European stocks posted their longest losing streak in eight weeks amid speculation that the minutes of the Federal Reserve’s July meeting will give further details of when the central bank will slow its monthly bond purchases.
Investors will scrutinize the minutes of the Federal Open Market Committee’s July 30-31 meeting for signs of when the Fed will begin to reduce the $85 billion pace of monthly bond purchases. The U.S. central bank will start to scale back bond buying next month, according to 65 percent of economists surveyed by Bloomberg from Aug. 9-13. The median estimate called for purchases to drop to $75 billion a month. The Fed publishes the minutes after the close of European trading today.
National benchmark indexes declined in 14 of the 18 western-European markets today. Germany’s DAX dropped 0.2 percent, while the U.K.’s FTSE 100 fell 1 percent. France’s CAC 40 slipped 0.3 percent.

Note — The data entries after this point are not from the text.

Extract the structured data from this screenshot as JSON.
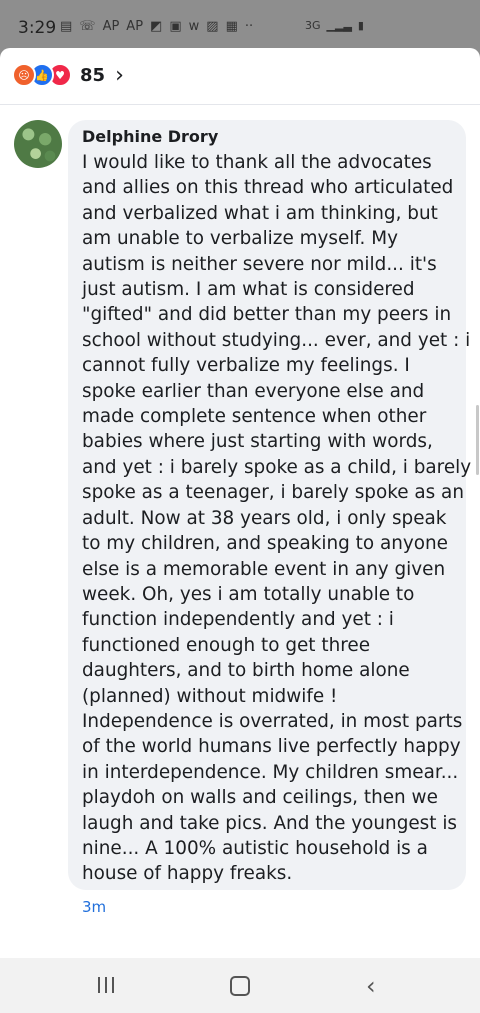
{
  "status_bar": {
    "time": "3:29",
    "icons": [
      "message-icon",
      "wifi-call-icon",
      "ap-news-icon",
      "ap-news-icon",
      "photos-icon",
      "tv-icon",
      "w-app-icon",
      "gallery-icon",
      "window-icon",
      "more-dots-icon"
    ],
    "network": "3G",
    "ap_label": "AP"
  },
  "reactions": {
    "types": [
      "angry",
      "like",
      "love"
    ],
    "count": "85",
    "colors": {
      "angry": "#f0612c",
      "like": "#1f6ff0",
      "love": "#f02849"
    }
  },
  "comment": {
    "author": "Delphine Drory",
    "lines": [
      "I would like to thank all the advocates",
      "and allies on this thread who articulated",
      "and verbalized what i am thinking, but",
      "am unable to verbalize myself. My",
      "autism is neither severe nor mild... it's",
      "just autism. I am what is considered",
      "\"gifted\" and did better than my peers in",
      "school without studying... ever, and yet : i",
      "cannot fully verbalize my feelings. I",
      "spoke earlier than everyone else and",
      "made complete sentence when other",
      "babies where just starting with words,",
      "and yet : i barely spoke as a child, i barely",
      "spoke as a teenager, i barely spoke as an",
      "adult. Now at 38 years old, i only speak",
      "to my children, and speaking to anyone",
      "else is a memorable event in any given",
      "week. Oh, yes i am totally unable to",
      "function independently and yet : i",
      "functioned enough to get three",
      "daughters, and to birth home alone",
      "(planned) without midwife !",
      "Independence is overrated, in most parts",
      "of the world humans live perfectly happy",
      "in interdependence. My children smear...",
      "playdoh on walls and ceilings, then we",
      "laugh and take pics. And the youngest is",
      "nine... A 100% autistic household is a",
      "house of happy freaks."
    ],
    "time": "3m"
  },
  "nav_bar": {
    "buttons": [
      "recent-apps",
      "home",
      "back"
    ]
  }
}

Heineken dropped 4 percent to 53.29 euros. The Amsterdam-based company reported adjusted earnings before interest and taxes of 1.33 billion euros ($1.8 billion) for the first half, missing the average analyst estimate of 1.34 billion euros. The brewer of the eponymous lager also said that the poor weather in Europe in the spring will affect its full-year earnings.

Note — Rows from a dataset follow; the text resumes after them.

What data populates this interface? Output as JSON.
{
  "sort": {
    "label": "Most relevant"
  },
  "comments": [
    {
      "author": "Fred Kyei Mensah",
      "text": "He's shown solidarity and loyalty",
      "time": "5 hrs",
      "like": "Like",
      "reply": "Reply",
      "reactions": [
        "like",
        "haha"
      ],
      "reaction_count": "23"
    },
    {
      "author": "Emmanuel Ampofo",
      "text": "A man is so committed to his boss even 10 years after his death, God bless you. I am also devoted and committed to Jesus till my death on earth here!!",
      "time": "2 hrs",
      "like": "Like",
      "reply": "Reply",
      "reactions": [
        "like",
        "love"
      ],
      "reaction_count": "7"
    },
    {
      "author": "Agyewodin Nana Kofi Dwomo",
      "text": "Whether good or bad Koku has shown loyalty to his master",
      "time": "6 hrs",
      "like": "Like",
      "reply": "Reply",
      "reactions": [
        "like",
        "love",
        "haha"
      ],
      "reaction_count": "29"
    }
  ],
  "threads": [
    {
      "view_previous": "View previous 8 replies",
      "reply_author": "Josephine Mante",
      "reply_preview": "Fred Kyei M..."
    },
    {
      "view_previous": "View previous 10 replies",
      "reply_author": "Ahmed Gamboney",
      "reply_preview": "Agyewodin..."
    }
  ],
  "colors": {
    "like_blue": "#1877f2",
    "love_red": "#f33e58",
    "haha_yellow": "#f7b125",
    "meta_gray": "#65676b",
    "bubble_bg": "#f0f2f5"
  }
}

HSBC, Europe’s largest lender, fell 2.3 percent to 682 pence as bank stocks contributed the most to the Stoxx 600’s retreat. BHP Billiton lost 2.6 percent to 1,873 pence.
Vestas rallied 5.4 percent to 109 kroner after naming Anders Runevad as CEO. Runevad will succeed Ditlev Engel on Sept. 1 following two successive years of losses. The company also increased its forecast for free cash flow in 2013 to 200 million euros. It had projected positive cash flow this year.
Veolia Environnement SA jumped 8.3 percent to 11.46 euros, its highest price in 16 months. Morgan Stanley added Europe’s biggest water company to its best-ideas list.